The processing of personal data is necessary for the provision of the payroll services under the contract, which we concluded with the controller as our client.
Log information, cookies and web beacons
This site collects standard internet log information including your IP address, browser type and language, access times and referring website addresses. To ensure that this Website is well managed and to facilitate improved navigation, we or our service providers may also use cookies (small text files stored in a user’s browser) or Web beacons (electronic images that allow this Website to count visitors who have accessed a particular page and to access certain cookies) to collect aggregate data. We do not collect or store any individual (non-aggregated) cookies. We only have an access to aggregate data on cookies for functional purposes. Additional information on how we use cookies and other tracking technologies and how you can control these can be found in our Cookie Notice.
Information security
We have in place reasonable commercial standards of technology and operational security to protect all information provided by visitors via this Website from unauthorized access, disclosure, alteration, or destruction. In April 2017 DCE obtained the ISO/IEC 27001 certificate for Information Security Management System. ISO/IEC 27001 ensures that all DCE policies and procedures are compliant with best practices and duly enforced by our practitioners.
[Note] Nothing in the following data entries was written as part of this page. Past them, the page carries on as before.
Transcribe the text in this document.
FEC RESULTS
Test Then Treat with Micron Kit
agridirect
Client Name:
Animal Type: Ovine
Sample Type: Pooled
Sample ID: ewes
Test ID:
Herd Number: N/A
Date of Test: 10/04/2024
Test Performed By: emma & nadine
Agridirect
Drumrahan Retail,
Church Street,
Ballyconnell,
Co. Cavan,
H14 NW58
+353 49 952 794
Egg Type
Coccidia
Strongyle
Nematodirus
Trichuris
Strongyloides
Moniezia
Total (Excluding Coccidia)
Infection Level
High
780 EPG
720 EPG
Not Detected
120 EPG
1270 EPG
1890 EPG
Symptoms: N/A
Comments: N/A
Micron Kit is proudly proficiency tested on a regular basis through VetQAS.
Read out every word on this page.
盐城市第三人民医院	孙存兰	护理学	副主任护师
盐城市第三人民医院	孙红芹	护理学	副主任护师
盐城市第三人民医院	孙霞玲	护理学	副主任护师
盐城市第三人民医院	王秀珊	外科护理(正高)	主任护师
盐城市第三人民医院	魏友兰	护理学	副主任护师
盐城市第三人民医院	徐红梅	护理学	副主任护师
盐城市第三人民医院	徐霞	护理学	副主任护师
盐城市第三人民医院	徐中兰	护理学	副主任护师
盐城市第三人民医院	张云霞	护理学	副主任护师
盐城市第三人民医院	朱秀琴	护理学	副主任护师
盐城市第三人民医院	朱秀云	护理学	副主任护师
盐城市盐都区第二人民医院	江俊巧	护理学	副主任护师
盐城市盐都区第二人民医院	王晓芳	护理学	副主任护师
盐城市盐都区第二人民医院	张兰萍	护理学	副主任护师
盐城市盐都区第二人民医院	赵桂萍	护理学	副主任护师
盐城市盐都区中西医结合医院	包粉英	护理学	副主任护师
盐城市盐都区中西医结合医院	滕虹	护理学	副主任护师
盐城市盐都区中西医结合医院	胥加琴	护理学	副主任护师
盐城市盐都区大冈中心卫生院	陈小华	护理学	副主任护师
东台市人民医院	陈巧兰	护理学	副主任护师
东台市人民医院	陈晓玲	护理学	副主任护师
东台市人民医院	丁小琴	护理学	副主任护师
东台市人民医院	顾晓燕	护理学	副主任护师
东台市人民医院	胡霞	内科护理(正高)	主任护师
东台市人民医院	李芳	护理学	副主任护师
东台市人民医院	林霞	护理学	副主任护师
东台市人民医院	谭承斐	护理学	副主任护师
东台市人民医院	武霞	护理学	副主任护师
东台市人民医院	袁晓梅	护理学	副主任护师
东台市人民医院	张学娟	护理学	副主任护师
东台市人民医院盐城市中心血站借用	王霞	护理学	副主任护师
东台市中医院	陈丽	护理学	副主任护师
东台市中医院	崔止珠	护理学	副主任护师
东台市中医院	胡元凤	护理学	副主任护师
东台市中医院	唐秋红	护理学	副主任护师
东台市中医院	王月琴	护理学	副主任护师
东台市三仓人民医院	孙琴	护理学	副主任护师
Changes to the Information on personal data processing
We may modify or amend this Privacy Statement from time to time at our discretion. When we make changes to this Statement, we will amend the revision date at the top of this page, and such modified or amended Privacy Statement shall be effective as to you and your information as of that revision date. We encourage you to periodically review this Privacy Statement to be informed about how we are protecting your information.
Children's privacy protection
We understand the importance of protecting children's privacy in the interactive online world. This Website is not designed for or intentionally targeted at children 16 years of age or younger. It is not our policy to intentionally collect or maintain information about anyone under the age of 16. However, in case when it is necessary for the purpose defined by the controller (ie. for the payroll purposes only), such personal data may be collected through the Application.